[![Open In Colab](https://colab.research.google.com/assets/colab-badge.svg)](https://colab.research.google.com/github/BecomeAllan/RNN/blob/main/Lab.ipynb)

# Laboratório

## Implementações com RNNs

### Bibliotecas

In [None]:
import pandas as pd
import numpy as np
import tensorflow as tf

from tensorflow import keras
from tensorflow.keras import layers

from keras.preprocessing.text import Tokenizer
from keras.preprocessing.sequence import pad_sequences

from sklearn.model_selection import train_test_split

import numpy as np
import os
import time
import re

!pip install unidecode
from unidecode import unidecode

tf.config.list_physical_devices('GPU')

## Tratamento de dados

In [None]:
# Baixar dataset
!gdown --id 15FhPHu7Hx6ul_k-EEBZwzpUWznK0gBR3

!gdown --id 1Eq9oi3_1PuSZ5hoZS5M1A5pTMSyy3K_a


In [None]:
# Data1
df1 = pd.read_csv("portuguese-poems.csv", encoding='UTF-8')

# Data2
df2 = pd.read_csv("Ethereum Historical Data.csv", encoding='UTF-8')

df1 = df1.dropna()
df2 = df2.dropna()

df1.head()

In [None]:
data = pd.DataFrame()


Generative_inputs = '\n\n'.join(df1['Title'])

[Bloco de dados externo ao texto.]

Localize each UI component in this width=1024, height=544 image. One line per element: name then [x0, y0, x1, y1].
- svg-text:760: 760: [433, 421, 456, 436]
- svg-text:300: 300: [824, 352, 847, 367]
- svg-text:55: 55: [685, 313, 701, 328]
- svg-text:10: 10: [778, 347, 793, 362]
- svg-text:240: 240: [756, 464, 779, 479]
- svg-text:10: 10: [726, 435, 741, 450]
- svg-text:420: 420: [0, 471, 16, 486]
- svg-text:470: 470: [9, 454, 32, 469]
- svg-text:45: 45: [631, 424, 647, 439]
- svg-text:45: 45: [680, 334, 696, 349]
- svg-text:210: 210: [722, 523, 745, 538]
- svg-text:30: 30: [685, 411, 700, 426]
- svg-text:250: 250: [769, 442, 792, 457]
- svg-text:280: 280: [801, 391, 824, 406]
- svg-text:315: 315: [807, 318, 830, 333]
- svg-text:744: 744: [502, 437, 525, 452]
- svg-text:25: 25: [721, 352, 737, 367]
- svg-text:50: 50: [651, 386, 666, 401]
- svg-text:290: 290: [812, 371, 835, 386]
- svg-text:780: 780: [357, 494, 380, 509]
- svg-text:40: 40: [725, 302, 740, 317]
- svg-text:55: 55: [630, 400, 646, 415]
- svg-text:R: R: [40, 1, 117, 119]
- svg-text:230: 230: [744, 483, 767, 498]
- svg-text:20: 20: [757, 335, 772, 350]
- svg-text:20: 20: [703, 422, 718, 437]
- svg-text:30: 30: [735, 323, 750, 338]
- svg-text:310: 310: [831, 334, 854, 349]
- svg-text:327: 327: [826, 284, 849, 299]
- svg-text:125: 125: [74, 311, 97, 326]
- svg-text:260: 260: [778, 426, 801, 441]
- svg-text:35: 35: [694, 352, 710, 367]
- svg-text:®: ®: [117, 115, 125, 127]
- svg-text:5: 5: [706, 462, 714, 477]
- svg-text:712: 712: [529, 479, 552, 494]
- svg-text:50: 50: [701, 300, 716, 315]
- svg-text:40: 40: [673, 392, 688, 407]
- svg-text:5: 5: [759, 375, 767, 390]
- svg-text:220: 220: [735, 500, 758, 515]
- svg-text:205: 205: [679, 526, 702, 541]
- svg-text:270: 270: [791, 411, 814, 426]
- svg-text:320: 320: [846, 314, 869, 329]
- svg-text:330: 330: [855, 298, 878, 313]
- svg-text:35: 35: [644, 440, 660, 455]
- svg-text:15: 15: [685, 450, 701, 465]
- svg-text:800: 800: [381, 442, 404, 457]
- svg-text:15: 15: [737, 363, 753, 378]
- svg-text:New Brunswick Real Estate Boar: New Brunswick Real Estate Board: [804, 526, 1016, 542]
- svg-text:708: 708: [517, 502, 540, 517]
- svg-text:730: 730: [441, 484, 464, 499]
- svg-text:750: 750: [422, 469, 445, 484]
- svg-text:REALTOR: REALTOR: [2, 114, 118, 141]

df1['Title'] = df1['Title'].apply(unidecode).str.lower()
df1['Content'] = df1['Content'].apply(unidecode).str.lower()

# Criando os dados

data['Econder_inputs'] = df1['Title']

data['Decoder_inputs'] = df1['Content'].apply(lambda row: "<BOS> " + row[:-1])

data['Decoder_targets'] = df1['Content'].apply(lambda row: row[1:] + " <EOS>")



In [None]:
# Treina os Tokens
tokenizer = Tokenizer(char_level=True, lower=False)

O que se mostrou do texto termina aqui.